See if the last comment in this thread help https://github.com/Zulko/moviepy/issues/1986
In my case, the following commands (reinstall moviepy) have solved my issue:
pip uninstall moviepy decorator
pip install moviepy
Thanks a lot!
I run the command
python -u infer_audio2vid.py
on my gpu, but I got the following CUDA OOM error:Traceback (most recent call last): File "infer_audio2vid.py", line 259, in
main()
File "infer_audio2vid.py", line 227, in main
video = pipe(
File "/home/p122g24/.conda/envs/echomimic2/lib/python3.8/site-packages/torch/autograd/grad_mode.py", line 27, in decorate_context
return func(*args, kwargs)
File "/gpfs/home/p122g24/chanhyuk/EchoMimic/src/pipelines/pipeline_echo_mimic.py", line 507, in call
pred = self.denoising_unet(
File "/home/p122g24/.conda/envs/echomimic2/lib/python3.8/site-packages/torch/nn/modules/module.py", line 1194, in _call_impl
return forward_call(*input, *kwargs)
File "/gpfs/home/p122g24/chanhyuk/EchoMimic/src/models/unet_3d_echo.py", line 503, in forward
sample, res_samples = downsample_block(
File "/home/p122g24/.conda/envs/echomimic2/lib/python3.8/site-packages/torch/nn/modules/module.py", line 1194, in _call_impl
return forward_call(input, kwargs)
File "/gpfs/home/p122g24/chanhyuk/EchoMimic/src/models/unet_3d_blocks.py", line 446, in forward
hidden_states = attn(
File "/home/p122g24/.conda/envs/echomimic2/lib/python3.8/site-packages/torch/nn/modules/module.py", line 1194, in _call_impl
return forward_call(*input, kwargs)
File "/gpfs/home/p122g24/chanhyuk/EchoMimic/src/models/transformer_3d.py", line 145, in forward
hidden_states = block(
File "/home/p122g24/.conda/envs/echomimic2/lib/python3.8/site-packages/torch/nn/modules/module.py", line 1194, in _call_impl
return forward_call(*input, *kwargs)
File "/gpfs/home/p122g24/chanhyuk/EchoMimic/src/models/mutual_self_attention.py", line 156, in hacked_basic_transformer_inner_forward
self.attn1(
File "/home/p122g24/.conda/envs/echomimic2/lib/python3.8/site-packages/torch/nn/modules/module.py", line 1194, in _call_impl
return forward_call(input, kwargs)
File "/home/p122g24/.conda/envs/echomimic2/lib/python3.8/site-packages/diffusers/models/attention_processor.py", line 522, in forward
return self.processor(
File "/home/p122g24/.conda/envs/echomimic2/lib/python3.8/site-packages/diffusers/models/attention_processor.py", line 743, in call
attention_probs = attn.get_attention_scores(query, key, attention_mask)

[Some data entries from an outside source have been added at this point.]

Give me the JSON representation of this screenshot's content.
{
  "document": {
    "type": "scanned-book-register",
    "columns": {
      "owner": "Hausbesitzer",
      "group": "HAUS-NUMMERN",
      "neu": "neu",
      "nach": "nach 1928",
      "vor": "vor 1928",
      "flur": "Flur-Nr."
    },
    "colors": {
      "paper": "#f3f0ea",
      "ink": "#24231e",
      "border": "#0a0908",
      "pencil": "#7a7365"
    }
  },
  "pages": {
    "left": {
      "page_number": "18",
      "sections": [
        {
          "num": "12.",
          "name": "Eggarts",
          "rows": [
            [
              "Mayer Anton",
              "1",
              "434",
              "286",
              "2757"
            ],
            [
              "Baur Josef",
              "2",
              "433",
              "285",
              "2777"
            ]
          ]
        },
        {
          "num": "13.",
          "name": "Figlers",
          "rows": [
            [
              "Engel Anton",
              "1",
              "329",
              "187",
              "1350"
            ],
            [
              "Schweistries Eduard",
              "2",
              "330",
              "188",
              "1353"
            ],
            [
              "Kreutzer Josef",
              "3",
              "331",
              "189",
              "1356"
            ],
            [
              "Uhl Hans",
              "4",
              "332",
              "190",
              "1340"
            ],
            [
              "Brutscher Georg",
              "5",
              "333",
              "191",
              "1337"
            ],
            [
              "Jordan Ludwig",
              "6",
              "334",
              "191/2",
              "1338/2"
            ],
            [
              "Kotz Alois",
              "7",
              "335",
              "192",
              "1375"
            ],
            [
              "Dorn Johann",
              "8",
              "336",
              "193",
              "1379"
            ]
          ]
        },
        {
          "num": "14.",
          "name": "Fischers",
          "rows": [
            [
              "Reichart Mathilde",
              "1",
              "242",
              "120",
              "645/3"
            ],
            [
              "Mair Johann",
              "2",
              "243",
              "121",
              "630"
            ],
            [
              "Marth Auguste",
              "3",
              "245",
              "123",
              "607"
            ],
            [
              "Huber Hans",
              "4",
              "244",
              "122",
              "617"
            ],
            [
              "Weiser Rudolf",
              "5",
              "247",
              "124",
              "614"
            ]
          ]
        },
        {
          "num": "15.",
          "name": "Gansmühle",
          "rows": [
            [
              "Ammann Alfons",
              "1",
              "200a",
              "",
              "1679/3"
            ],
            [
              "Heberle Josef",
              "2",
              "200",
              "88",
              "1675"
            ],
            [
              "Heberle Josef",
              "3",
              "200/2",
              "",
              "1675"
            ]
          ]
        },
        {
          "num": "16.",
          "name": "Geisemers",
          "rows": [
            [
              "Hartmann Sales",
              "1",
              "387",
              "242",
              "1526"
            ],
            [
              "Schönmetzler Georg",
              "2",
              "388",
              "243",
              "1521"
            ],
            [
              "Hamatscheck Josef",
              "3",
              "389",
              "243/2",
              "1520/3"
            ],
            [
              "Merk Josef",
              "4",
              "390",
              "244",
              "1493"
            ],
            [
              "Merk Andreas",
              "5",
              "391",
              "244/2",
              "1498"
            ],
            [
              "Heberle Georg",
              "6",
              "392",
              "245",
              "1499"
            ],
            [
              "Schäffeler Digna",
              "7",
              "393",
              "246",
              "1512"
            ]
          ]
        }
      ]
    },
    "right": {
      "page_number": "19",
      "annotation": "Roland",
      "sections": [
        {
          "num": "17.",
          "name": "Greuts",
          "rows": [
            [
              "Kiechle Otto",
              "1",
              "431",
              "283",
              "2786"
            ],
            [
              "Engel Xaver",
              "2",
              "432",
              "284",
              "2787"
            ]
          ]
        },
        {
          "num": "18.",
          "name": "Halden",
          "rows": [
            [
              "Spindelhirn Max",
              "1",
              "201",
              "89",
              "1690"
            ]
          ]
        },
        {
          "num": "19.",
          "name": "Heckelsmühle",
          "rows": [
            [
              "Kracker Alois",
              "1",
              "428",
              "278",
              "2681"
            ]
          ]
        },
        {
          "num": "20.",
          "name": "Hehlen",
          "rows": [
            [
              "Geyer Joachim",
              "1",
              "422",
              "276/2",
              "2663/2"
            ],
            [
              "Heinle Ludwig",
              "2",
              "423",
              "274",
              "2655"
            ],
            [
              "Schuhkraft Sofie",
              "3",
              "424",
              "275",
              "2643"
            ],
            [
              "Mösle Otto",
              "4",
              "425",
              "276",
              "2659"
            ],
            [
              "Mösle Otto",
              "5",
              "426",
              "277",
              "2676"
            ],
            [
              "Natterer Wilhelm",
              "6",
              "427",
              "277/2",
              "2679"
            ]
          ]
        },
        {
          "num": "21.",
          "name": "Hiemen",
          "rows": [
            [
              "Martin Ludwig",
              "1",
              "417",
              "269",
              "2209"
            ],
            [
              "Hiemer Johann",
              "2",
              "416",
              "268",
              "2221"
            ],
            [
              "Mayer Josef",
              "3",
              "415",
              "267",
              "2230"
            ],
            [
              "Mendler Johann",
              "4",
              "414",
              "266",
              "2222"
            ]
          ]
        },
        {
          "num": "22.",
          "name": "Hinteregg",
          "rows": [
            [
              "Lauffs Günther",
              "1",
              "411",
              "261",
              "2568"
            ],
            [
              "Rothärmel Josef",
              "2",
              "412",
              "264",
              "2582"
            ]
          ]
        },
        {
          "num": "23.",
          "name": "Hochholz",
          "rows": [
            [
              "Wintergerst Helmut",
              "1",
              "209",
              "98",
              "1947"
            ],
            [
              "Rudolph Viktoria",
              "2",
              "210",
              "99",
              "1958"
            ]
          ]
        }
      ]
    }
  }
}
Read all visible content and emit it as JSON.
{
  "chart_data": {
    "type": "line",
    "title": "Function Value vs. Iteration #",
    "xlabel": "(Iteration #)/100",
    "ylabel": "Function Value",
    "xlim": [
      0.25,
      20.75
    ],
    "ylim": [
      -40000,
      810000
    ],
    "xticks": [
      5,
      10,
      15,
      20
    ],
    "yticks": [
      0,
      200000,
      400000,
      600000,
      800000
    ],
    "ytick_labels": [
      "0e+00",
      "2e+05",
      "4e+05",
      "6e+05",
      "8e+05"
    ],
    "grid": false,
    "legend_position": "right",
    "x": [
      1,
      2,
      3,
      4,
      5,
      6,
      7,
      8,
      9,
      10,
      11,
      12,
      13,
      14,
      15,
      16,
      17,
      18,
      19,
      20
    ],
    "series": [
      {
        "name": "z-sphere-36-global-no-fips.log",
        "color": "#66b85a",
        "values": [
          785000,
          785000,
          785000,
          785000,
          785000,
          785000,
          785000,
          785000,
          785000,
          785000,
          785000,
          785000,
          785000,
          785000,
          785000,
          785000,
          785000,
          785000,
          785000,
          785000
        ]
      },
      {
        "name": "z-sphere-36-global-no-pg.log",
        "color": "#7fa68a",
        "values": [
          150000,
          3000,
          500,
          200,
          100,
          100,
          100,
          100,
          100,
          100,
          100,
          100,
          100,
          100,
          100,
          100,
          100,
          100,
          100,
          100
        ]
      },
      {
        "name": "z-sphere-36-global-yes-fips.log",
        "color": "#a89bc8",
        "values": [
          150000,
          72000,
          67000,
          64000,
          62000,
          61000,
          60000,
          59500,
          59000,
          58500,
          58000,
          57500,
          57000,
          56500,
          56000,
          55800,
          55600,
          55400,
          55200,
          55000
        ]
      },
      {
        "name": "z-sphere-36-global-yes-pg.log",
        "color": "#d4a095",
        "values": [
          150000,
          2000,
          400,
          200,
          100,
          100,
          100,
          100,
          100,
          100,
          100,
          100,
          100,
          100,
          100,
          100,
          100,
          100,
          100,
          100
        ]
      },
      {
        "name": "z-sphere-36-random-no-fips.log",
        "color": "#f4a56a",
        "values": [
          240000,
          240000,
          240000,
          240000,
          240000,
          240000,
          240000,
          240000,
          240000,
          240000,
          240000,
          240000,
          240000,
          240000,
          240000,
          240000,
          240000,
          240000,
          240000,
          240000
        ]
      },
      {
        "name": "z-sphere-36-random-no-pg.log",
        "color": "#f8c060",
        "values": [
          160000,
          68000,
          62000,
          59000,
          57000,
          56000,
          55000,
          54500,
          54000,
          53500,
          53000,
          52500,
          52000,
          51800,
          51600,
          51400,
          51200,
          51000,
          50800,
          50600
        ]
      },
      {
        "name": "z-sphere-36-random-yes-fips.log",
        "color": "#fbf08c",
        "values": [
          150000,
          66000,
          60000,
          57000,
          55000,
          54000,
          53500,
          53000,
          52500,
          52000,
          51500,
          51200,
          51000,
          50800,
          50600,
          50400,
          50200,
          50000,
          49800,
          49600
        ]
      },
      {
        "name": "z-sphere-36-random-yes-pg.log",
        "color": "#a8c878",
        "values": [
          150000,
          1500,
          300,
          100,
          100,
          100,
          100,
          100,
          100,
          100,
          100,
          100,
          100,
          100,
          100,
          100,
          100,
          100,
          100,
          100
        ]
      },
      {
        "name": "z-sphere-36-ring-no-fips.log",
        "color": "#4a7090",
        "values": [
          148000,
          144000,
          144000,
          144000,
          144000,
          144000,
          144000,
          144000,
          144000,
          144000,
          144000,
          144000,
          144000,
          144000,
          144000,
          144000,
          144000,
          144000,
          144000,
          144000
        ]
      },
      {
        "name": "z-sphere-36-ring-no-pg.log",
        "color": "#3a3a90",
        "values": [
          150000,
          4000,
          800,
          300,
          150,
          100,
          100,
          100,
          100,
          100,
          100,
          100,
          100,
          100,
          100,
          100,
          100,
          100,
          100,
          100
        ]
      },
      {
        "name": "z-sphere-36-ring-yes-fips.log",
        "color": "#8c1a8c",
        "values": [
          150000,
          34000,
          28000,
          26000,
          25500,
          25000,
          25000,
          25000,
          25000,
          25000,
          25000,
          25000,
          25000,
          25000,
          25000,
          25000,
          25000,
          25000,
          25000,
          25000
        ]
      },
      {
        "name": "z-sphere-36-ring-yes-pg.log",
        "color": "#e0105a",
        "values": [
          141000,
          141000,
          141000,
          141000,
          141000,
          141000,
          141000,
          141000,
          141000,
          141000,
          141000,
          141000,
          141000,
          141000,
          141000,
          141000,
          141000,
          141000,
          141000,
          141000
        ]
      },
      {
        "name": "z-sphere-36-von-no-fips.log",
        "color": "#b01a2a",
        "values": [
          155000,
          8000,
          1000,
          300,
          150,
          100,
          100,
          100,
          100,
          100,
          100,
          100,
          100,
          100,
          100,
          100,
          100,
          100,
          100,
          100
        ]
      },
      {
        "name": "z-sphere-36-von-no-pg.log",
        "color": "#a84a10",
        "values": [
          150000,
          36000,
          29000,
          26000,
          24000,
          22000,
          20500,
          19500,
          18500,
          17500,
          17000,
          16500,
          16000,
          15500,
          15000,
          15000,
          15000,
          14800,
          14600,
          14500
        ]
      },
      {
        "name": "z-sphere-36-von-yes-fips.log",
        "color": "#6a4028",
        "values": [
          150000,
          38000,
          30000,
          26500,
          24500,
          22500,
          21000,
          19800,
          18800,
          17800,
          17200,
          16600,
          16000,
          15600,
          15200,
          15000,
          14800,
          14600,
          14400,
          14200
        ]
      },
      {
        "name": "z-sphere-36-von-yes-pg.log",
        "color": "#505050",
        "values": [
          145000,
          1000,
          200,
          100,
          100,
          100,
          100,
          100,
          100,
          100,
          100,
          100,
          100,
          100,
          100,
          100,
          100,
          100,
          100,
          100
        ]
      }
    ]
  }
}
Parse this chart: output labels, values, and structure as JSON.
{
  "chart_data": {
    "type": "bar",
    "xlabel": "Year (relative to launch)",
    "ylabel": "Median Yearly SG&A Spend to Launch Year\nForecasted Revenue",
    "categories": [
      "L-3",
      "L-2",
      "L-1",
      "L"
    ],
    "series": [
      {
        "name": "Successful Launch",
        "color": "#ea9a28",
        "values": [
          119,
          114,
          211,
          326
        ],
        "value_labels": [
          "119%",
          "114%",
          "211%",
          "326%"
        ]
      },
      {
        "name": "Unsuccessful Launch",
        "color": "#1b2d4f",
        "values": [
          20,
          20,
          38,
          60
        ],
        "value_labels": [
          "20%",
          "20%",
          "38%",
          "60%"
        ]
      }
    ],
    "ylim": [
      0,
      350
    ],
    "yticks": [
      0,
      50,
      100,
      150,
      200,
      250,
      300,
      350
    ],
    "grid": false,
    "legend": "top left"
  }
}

File "/home/p122g24/.conda/envs/echomimic2/lib/python3.8/site-packages/diffusers/models/attention_processor.py", line 598, in get_attention_scores
attention_scores = torch.baddbmm(
torch.cuda.OutOfMemoryError: CUDA out of memory. Tried to allocate 12.00 GiB (GPU 0; 23.70 GiB total capacity; 17.09 GiB already allocated; 4.54 GiB free; 17.46 GiB reserved in total by PyTorch) If reserved memory is >> allocated memory try setting max_split_size_mb to avoid fragmentation. See documentation for Memory Management and PYTORCH_CUDA_ALLOC_CONF
My remote server spec is the following:
OS: CentOS Linux release 7.9.2009 (Core) GPU: NIVIDA GeForce RTX 3090 24gb
And I installed most packages of requirements.txt, but due to cuda version installed on gpu, I refined torch version and opencv-python version:
torch 1.13.1+cu116 torchaudio 0.13.1+cu116 torchvision 0.14.1+cu116 opencv-python-headless 4.10.0.84
Also, I just only used
"./assets/test_imgs/a.png"
and"./assets/test_audios/echomimic_en.wav"
. I have seen that running echomimic on rtx 3090 10gb would be fine but I do not understand why CUDA OOM error occurs. Please help me out!Thank you for your help in advance.